Ogni volta che si avvicina una scadenza elettorale è giusto domandarsi perché. Cosa cerchiamo, cosa speriamo, a cosa miriamo con un voto, con quel voto. Prima del 6 e 7 giugno ci porremo la domanda in alcune centinaia di milioni di europei, visto che da quella data uscirà la nuova composizione del Parlamento di Bruxelles. E dunque, perché? Influire sulle prossime normative sull’agricoltura? Spingere nella direzione di una politica estera comune? Dare un esempio alle nuove generazioni continentali di quel che le vecchie hanno saputo costruire? Messa così, la faccenda sembra destinata ad un vicolo cieco. Sinceramente: può un europeo razionale pensare che il suo voto possa concretamente determinare qualcosa dell’agricoltura o della politica estera? E d’altra parte in molti nutrirebbero dubbi anche sull’esemplarità della laboriosissima costruzione comunitaria. L’Europa del dopoguerra è sempre stata un misto di grandiose speranze, parziali realizzazioni e consistenti disillusioni, ma da un periodo ormai troppo lungo il terzo ingrediente del cocktail ne ha pesantemente alterato il sapore. L’oltraggioso rifiuto opposto alla citazione delle radici cristiane da parte di una incredibile Convenzione (nel senso proprio di non credibile, come si è visto successivamente con i referendum bocciati). Lo svuotamento dei valori e dei diritti sostanziali. L’assalto vincente delle lobbies dei “nuovi costumi”. La crescita della tecno- e della buro-crazia. Il malriuscito allargamento a Est.
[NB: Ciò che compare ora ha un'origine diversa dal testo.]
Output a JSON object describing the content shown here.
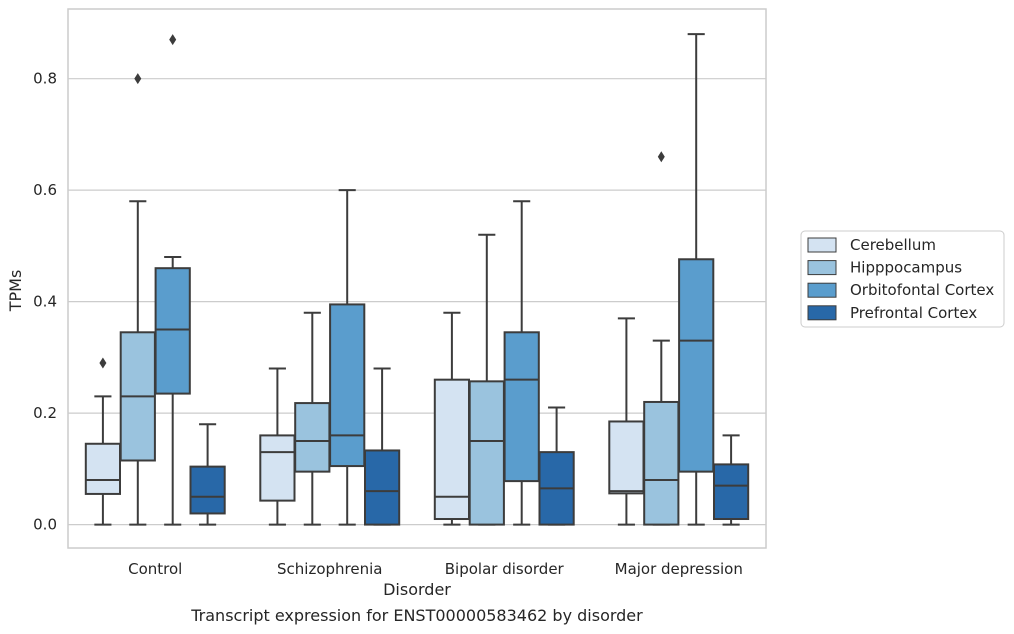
{
  "caption": "Transcript expression for ENST00000583462 by disorder",
  "chart_data": {
    "type": "box",
    "xlabel": "Disorder",
    "ylabel": "TPMs",
    "ylim": [
      -0.042,
      0.925
    ],
    "yticks": [
      0.0,
      0.2,
      0.4,
      0.6,
      0.8
    ],
    "ytick_labels": [
      "0.0",
      "0.2",
      "0.4",
      "0.6",
      "0.8"
    ],
    "grid": "horizontal",
    "legend_position": "center-right",
    "categories": [
      "Control",
      "Schizophrenia",
      "Bipolar disorder",
      "Major depression"
    ],
    "series": [
      {
        "name": "Cerebellum",
        "color": "#d4e3f2",
        "boxes": [
          {
            "whislo": 0.0,
            "q1": 0.055,
            "med": 0.08,
            "q3": 0.145,
            "whishi": 0.23,
            "fliers": [
              0.29
            ]
          },
          {
            "whislo": 0.0,
            "q1": 0.043,
            "med": 0.13,
            "q3": 0.16,
            "whishi": 0.28,
            "fliers": []
          },
          {
            "whislo": 0.0,
            "q1": 0.01,
            "med": 0.05,
            "q3": 0.26,
            "whishi": 0.38,
            "fliers": []
          },
          {
            "whislo": 0.0,
            "q1": 0.056,
            "med": 0.06,
            "q3": 0.185,
            "whishi": 0.37,
            "fliers": []
          }
        ]
      },
      {
        "name": "Hipppocampus",
        "color": "#9ac3de",
        "boxes": [
          {
            "whislo": 0.0,
            "q1": 0.115,
            "med": 0.23,
            "q3": 0.345,
            "whishi": 0.58,
            "fliers": [
              0.8
            ]
          },
          {
            "whislo": 0.0,
            "q1": 0.095,
            "med": 0.15,
            "q3": 0.218,
            "whishi": 0.38,
            "fliers": []
          },
          {
            "whislo": 0.0,
            "q1": 0.0,
            "med": 0.15,
            "q3": 0.257,
            "whishi": 0.52,
            "fliers": []
          },
          {
            "whislo": 0.0,
            "q1": 0.0,
            "med": 0.08,
            "q3": 0.22,
            "whishi": 0.33,
            "fliers": [
              0.66
            ]
          }
        ]
      },
      {
        "name": "Orbitofontal Cortex",
        "color": "#5a9dcd",
        "boxes": [
          {
            "whislo": 0.0,
            "q1": 0.235,
            "med": 0.35,
            "q3": 0.46,
            "whishi": 0.48,
            "fliers": [
              0.87
            ]
          },
          {
            "whislo": 0.0,
            "q1": 0.105,
            "med": 0.16,
            "q3": 0.395,
            "whishi": 0.6,
            "fliers": []
          },
          {
            "whislo": 0.0,
            "q1": 0.078,
            "med": 0.26,
            "q3": 0.345,
            "whishi": 0.58,
            "fliers": []
          },
          {
            "whislo": 0.0,
            "q1": 0.095,
            "med": 0.33,
            "q3": 0.476,
            "whishi": 0.88,
            "fliers": []
          }
        ]
      },
      {
        "name": "Prefrontal Cortex",
        "color": "#2868a8",
        "boxes": [
          {
            "whislo": 0.0,
            "q1": 0.02,
            "med": 0.05,
            "q3": 0.104,
            "whishi": 0.18,
            "fliers": []
          },
          {
            "whislo": 0.0,
            "q1": 0.0,
            "med": 0.06,
            "q3": 0.133,
            "whishi": 0.28,
            "fliers": []
          },
          {
            "whislo": 0.0,
            "q1": 0.0,
            "med": 0.065,
            "q3": 0.13,
            "whishi": 0.21,
            "fliers": []
          },
          {
            "whislo": 0.0,
            "q1": 0.01,
            "med": 0.07,
            "q3": 0.108,
            "whishi": 0.16,
            "fliers": []
          }
        ]
      }
    ]
  }
}
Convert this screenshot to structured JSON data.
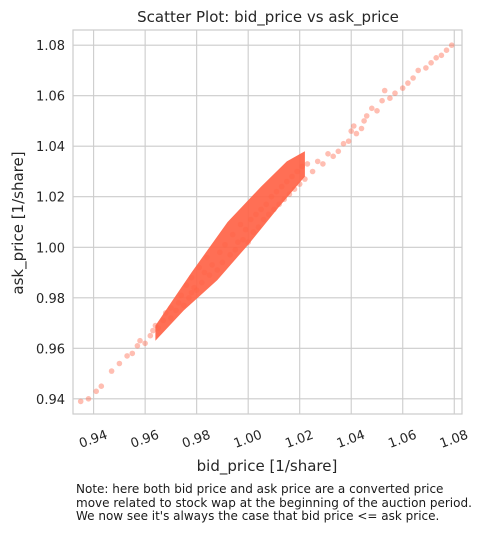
{
  "chart_data": {
    "type": "scatter",
    "title": "Scatter Plot: bid_price vs ask_price",
    "xlabel": "bid_price [1/share]",
    "ylabel": "ask_price [1/share]",
    "xlim": [
      0.932,
      1.083
    ],
    "ylim": [
      0.934,
      1.086
    ],
    "x_ticks": [
      "0.94",
      "0.96",
      "0.98",
      "1.00",
      "1.02",
      "1.04",
      "1.06",
      "1.08"
    ],
    "y_ticks": [
      "0.94",
      "0.96",
      "0.98",
      "1.00",
      "1.02",
      "1.04",
      "1.06",
      "1.08"
    ],
    "grid": true,
    "legend": "none",
    "point_color": "#ff6347",
    "points": [
      [
        0.935,
        0.939
      ],
      [
        0.938,
        0.94
      ],
      [
        0.941,
        0.943
      ],
      [
        0.943,
        0.945
      ],
      [
        0.947,
        0.951
      ],
      [
        0.95,
        0.954
      ],
      [
        0.953,
        0.957
      ],
      [
        0.955,
        0.958
      ],
      [
        0.957,
        0.961
      ],
      [
        0.958,
        0.963
      ],
      [
        0.96,
        0.962
      ],
      [
        0.962,
        0.965
      ],
      [
        0.963,
        0.967
      ],
      [
        0.964,
        0.969
      ],
      [
        0.965,
        0.968
      ],
      [
        0.967,
        0.971
      ],
      [
        0.968,
        0.974
      ],
      [
        0.97,
        0.972
      ],
      [
        0.97,
        0.976
      ],
      [
        0.972,
        0.975
      ],
      [
        0.973,
        0.978
      ],
      [
        0.974,
        0.981
      ],
      [
        0.975,
        0.977
      ],
      [
        0.976,
        0.985
      ],
      [
        0.977,
        0.98
      ],
      [
        0.978,
        0.982
      ],
      [
        0.978,
        0.988
      ],
      [
        0.979,
        0.984
      ],
      [
        0.98,
        0.983
      ],
      [
        0.981,
        0.992
      ],
      [
        0.982,
        0.986
      ],
      [
        0.983,
        0.99
      ],
      [
        0.984,
        0.996
      ],
      [
        0.985,
        0.989
      ],
      [
        0.986,
        0.993
      ],
      [
        0.988,
        0.991
      ],
      [
        0.989,
        0.998
      ],
      [
        0.99,
        0.994
      ],
      [
        0.991,
        1.001
      ],
      [
        0.993,
        0.997
      ],
      [
        0.994,
        1.005
      ],
      [
        0.995,
        0.999
      ],
      [
        0.996,
        1.002
      ],
      [
        0.997,
        1.009
      ],
      [
        0.998,
        1.003
      ],
      [
        0.999,
        1.007
      ],
      [
        1.0,
        1.002
      ],
      [
        1.001,
        1.011
      ],
      [
        1.002,
        1.006
      ],
      [
        1.003,
        1.013
      ],
      [
        1.004,
        1.008
      ],
      [
        1.005,
        1.015
      ],
      [
        1.006,
        1.011
      ],
      [
        1.007,
        1.017
      ],
      [
        1.008,
        1.013
      ],
      [
        1.009,
        1.02
      ],
      [
        1.01,
        1.015
      ],
      [
        1.011,
        1.022
      ],
      [
        1.012,
        1.017
      ],
      [
        1.013,
        1.024
      ],
      [
        1.014,
        1.019
      ],
      [
        1.015,
        1.026
      ],
      [
        1.016,
        1.021
      ],
      [
        1.017,
        1.028
      ],
      [
        1.018,
        1.023
      ],
      [
        1.019,
        1.03
      ],
      [
        1.02,
        1.025
      ],
      [
        1.021,
        1.032
      ],
      [
        1.022,
        1.027
      ],
      [
        1.023,
        1.033
      ],
      [
        1.025,
        1.03
      ],
      [
        1.027,
        1.034
      ],
      [
        1.029,
        1.033
      ],
      [
        1.031,
        1.037
      ],
      [
        1.033,
        1.036
      ],
      [
        1.035,
        1.038
      ],
      [
        1.037,
        1.041
      ],
      [
        1.039,
        1.042
      ],
      [
        1.04,
        1.046
      ],
      [
        1.041,
        1.048
      ],
      [
        1.042,
        1.045
      ],
      [
        1.044,
        1.047
      ],
      [
        1.045,
        1.05
      ],
      [
        1.046,
        1.052
      ],
      [
        1.048,
        1.055
      ],
      [
        1.05,
        1.054
      ],
      [
        1.052,
        1.058
      ],
      [
        1.053,
        1.062
      ],
      [
        1.055,
        1.059
      ],
      [
        1.057,
        1.061
      ],
      [
        1.06,
        1.063
      ],
      [
        1.062,
        1.065
      ],
      [
        1.064,
        1.067
      ],
      [
        1.066,
        1.07
      ],
      [
        1.069,
        1.071
      ],
      [
        1.071,
        1.073
      ],
      [
        1.073,
        1.075
      ],
      [
        1.075,
        1.076
      ],
      [
        1.077,
        1.078
      ],
      [
        1.079,
        1.08
      ]
    ]
  },
  "note": {
    "lines": [
      "Note: here both bid price and ask price are a converted price",
      "move related to stock wap at the beginning of the auction period.",
      "We now see it's always the case that bid price <= ask price."
    ]
  }
}
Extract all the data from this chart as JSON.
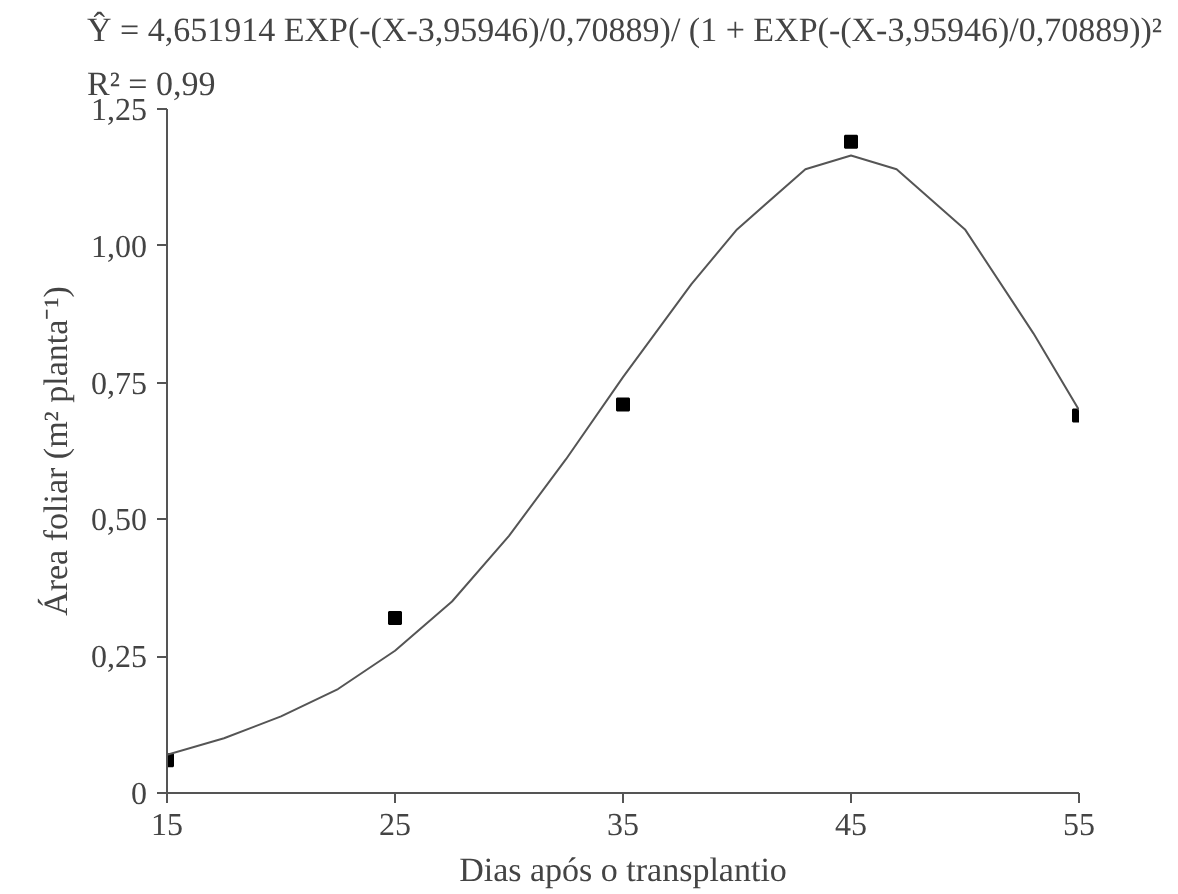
{
  "chart_data": {
    "type": "scatter",
    "xlabel": "Dias após o transplantio",
    "ylabel": "Área foliar (m² planta⁻¹)",
    "annotations": [
      "Ŷ = 4,651914 EXP(-(X-3,95946)/0,70889)/ (1 + EXP(-(X-3,95946)/0,70889))²",
      "R² = 0,99"
    ],
    "x": [
      15,
      25,
      35,
      45,
      55
    ],
    "series": [
      {
        "color": "#000000",
        "marker": "square",
        "values": [
          0.06,
          0.32,
          0.71,
          1.19,
          0.69
        ]
      },
      {
        "type": "line",
        "color": "#555555",
        "marker": "none",
        "x": [
          15,
          17.5,
          20,
          22.5,
          25,
          27.5,
          30,
          32.5,
          35,
          38,
          40,
          43,
          45,
          47,
          50,
          53,
          55
        ],
        "values": [
          0.07,
          0.1,
          0.14,
          0.19,
          0.26,
          0.35,
          0.47,
          0.61,
          0.76,
          0.93,
          1.03,
          1.14,
          1.165,
          1.14,
          1.03,
          0.84,
          0.7
        ]
      }
    ],
    "xlim": [
      15,
      55
    ],
    "ylim": [
      0,
      1.25
    ],
    "xticks": [
      15,
      25,
      35,
      45,
      55
    ],
    "yticks": [
      0,
      {
        "value": 0.25,
        "label": "0,25"
      },
      {
        "value": 0.5,
        "label": "0,50"
      },
      {
        "value": 0.75,
        "label": "0,75"
      },
      {
        "value": 1.0,
        "label": "1,00"
      },
      {
        "value": 1.25,
        "label": "1,25"
      }
    ],
    "grid": false
  }
}
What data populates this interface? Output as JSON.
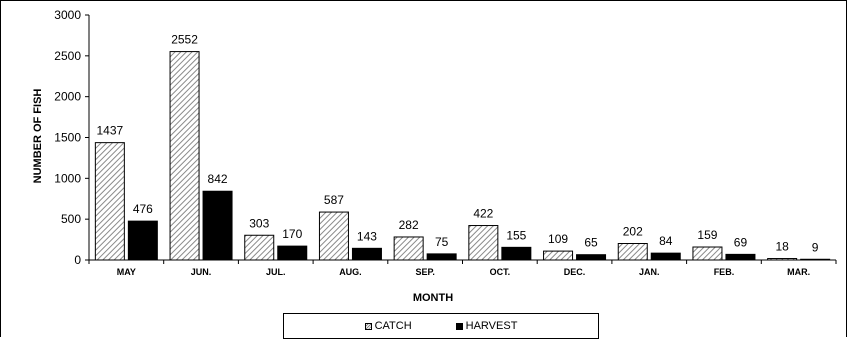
{
  "chart_data": {
    "type": "bar",
    "categories": [
      "MAY",
      "JUN.",
      "JUL.",
      "AUG.",
      "SEP.",
      "OCT.",
      "DEC.",
      "JAN.",
      "FEB.",
      "MAR."
    ],
    "series": [
      {
        "name": "CATCH",
        "values": [
          1437,
          2552,
          303,
          587,
          282,
          422,
          109,
          202,
          159,
          18
        ],
        "color": "#d0d0d0",
        "pattern": "diagonal-hatch"
      },
      {
        "name": "HARVEST",
        "values": [
          476,
          842,
          170,
          143,
          75,
          155,
          65,
          84,
          69,
          9
        ],
        "color": "#000000"
      }
    ],
    "xlabel": "MONTH",
    "ylabel": "NUMBER OF FISH",
    "ylim": [
      0,
      3000
    ],
    "yticks": [
      0,
      500,
      1000,
      1500,
      2000,
      2500,
      3000
    ],
    "grid": false,
    "legend_position": "bottom"
  }
}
Davvero non sarebbe difficile andare avanti per qualche decina di righe ad elencare questioni irrisolte o risolte tremendamente male. E il voto di giugno, è bene saperlo, non cambierà le tendenze dell’Europa del XXI secolo. Di nuovo, dunque, dobbiamo chiederci perché: a cosa servirà il mio voto? Ma se questa è la domanda, le risposte sono obbligate, e sono quelle date, destinate soltanto ad accrescere il fossato tra le aspettative e la politica reale, nel migliore dei casi rinviando l’appuntamento ad un’altra scadenza, o ad un altro partito, o ad un’altra strategia.



Occorre invece un’altra domanda: quale sfida lanciano le elezioni europee, quale occasione offrono alla vita di ciascuno di noi abitanti del Vecchio Continente, quale protagonismo è possibile in un evento di simili proporzioni? Percorrendo le strade delle nostre città e delle nostre campagne la risposta si fa semplice. La libertà, la famiglia, il lavoro, l’impresa, l’educazione, la carità, l’accoglienza, la giustizia. Ogni giorno camminiamo con questo bagaglio appresso o, per meglio dire, dentro. Non solo le elezioni, ma in particolare le elezioni e quelle europee ancor più (anche per i fattori che la valentissima costituzionalista Marta Cartabia non si stanca di mai di spiegare), chiamano a “dire” della libertà, della famiglia, del lavoro e così via. Con i vicini, nei circoli culturali, nelle tavolate con gli amici, nelle aule universitarie, nelle pause caffè degli uffici. Una esperienza che si aggiri per l’Europa, ecco la formidabile provocazione che il primo week end di giugno mette nella nostra giornata (l’ho imparato in questi anni seguendo il lavoro dell’eurodeputato Mario Mauro, che spero di rivedere a Bruxelles all’indomani delle elezioni: prendetelo come un invito a votarlo, lettori del collegio Nordovest, non solo voi ma tutti gli europei che hanno a cuore l’Europa hanno bisogno di lui).



Una domanda diversa, risposte vere: l’occasione fa l’uomo protagonista.